Navigating the Competitive Landscape
To carve out a niche in the inference market, startups are exploring innovative business models that allow them to bypass direct competition with Nvidia. For example, SambaNova offers access to Meta’s open-source Llama foundation model through its cloud service, while Cerebras and Groq have launched similar offerings. This strategy positions these companies as competitors not only to Nvidia but also to AI foundation model providers like OpenAI.

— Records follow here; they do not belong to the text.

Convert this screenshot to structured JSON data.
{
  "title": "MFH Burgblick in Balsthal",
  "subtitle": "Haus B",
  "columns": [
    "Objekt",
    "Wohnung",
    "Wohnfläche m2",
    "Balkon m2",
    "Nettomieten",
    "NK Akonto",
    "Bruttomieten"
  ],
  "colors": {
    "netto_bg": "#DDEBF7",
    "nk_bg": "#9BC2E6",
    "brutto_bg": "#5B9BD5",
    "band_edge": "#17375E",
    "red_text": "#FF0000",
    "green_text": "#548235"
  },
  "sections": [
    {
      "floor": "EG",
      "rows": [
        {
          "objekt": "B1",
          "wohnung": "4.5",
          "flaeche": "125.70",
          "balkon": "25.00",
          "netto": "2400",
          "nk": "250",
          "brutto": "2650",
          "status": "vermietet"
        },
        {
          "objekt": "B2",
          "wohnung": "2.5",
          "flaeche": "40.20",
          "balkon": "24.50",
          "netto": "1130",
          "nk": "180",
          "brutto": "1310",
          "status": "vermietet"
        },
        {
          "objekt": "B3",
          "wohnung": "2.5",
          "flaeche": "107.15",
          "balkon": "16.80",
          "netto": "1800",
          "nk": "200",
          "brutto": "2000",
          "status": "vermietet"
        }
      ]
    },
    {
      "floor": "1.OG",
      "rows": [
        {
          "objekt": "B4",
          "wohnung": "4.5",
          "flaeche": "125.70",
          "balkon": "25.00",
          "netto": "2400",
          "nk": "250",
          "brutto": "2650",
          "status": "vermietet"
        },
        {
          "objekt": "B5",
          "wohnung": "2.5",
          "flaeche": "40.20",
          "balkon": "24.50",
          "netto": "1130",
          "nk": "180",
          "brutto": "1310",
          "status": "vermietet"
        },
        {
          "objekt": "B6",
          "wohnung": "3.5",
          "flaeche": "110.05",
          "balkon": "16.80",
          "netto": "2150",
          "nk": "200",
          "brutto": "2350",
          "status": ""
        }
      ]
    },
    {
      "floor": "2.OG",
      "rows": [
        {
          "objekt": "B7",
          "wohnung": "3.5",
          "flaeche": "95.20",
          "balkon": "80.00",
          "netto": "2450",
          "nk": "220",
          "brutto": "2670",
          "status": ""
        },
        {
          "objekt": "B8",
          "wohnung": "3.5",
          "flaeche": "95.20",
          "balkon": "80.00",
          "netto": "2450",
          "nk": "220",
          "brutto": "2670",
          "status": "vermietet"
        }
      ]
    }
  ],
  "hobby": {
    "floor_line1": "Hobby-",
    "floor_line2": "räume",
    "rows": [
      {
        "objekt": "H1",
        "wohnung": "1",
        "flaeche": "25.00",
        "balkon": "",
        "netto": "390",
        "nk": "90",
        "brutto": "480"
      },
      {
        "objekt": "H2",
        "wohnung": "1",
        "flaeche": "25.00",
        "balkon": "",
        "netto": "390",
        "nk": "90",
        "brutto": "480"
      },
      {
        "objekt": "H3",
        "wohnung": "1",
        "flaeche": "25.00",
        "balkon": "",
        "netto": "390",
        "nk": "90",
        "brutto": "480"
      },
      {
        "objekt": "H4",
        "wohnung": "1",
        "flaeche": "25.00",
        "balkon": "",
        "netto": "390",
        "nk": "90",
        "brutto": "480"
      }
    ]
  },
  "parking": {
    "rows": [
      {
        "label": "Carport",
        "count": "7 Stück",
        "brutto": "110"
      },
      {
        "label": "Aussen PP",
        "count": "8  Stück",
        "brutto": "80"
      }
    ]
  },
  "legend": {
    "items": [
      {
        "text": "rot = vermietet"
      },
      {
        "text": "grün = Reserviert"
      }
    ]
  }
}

Public platforms like Artificialanalysis.ai are beginning to compare inference-as-a-service offerings, revealing that Cerebras, SambaNova, and Groq are among the fastest APIs for Meta’s Llama models. Notably, Nvidia does not provide inference-as-a-service, which limits its visibility in these comparisons. While Nvidia remains a dominant player in MLPerf benchmarks for hardware computing speed, the emergence of these startups indicates a shifting landscape.
The Cost of Inference Solutions
While performance is a significant consideration, potential buyers must also evaluate the total cost of ownership (TCO) associated with different chip solutions. Dylan Patel, chief analyst at Semianalysis, suggests that GPUs may offer a superior TCO per token compared to the newer chips from startups. However, both SambaNova and Cerebras contest this viewpoint.
Liang argues that higher inference speeds can lead to larger hardware footprints, which may increase costs. Nevertheless, he claims that SambaNova compensates for this by delivering high speed and capacity with fewer chips, ultimately lowering costs. Feldman of Cerebras also challenges the notion that GPUs have a lower TCO, attributing Nvidia’s claims to its dominant market position rather than technological superiority.
The Future of AI Inference
As the AI inference market matures, the competition is expected to intensify. Startups are betting on their unique architectures and speed advantages to disrupt Nvidia’s stronghold. With the landscape evolving rapidly, it remains to be seen how these dynamics will play out and whether Nvidia can maintain its lead in a market that is increasingly focused on inference capabilities. The next few months will be critical as these companies strive to establish themselves in a space that is poised for significant growth.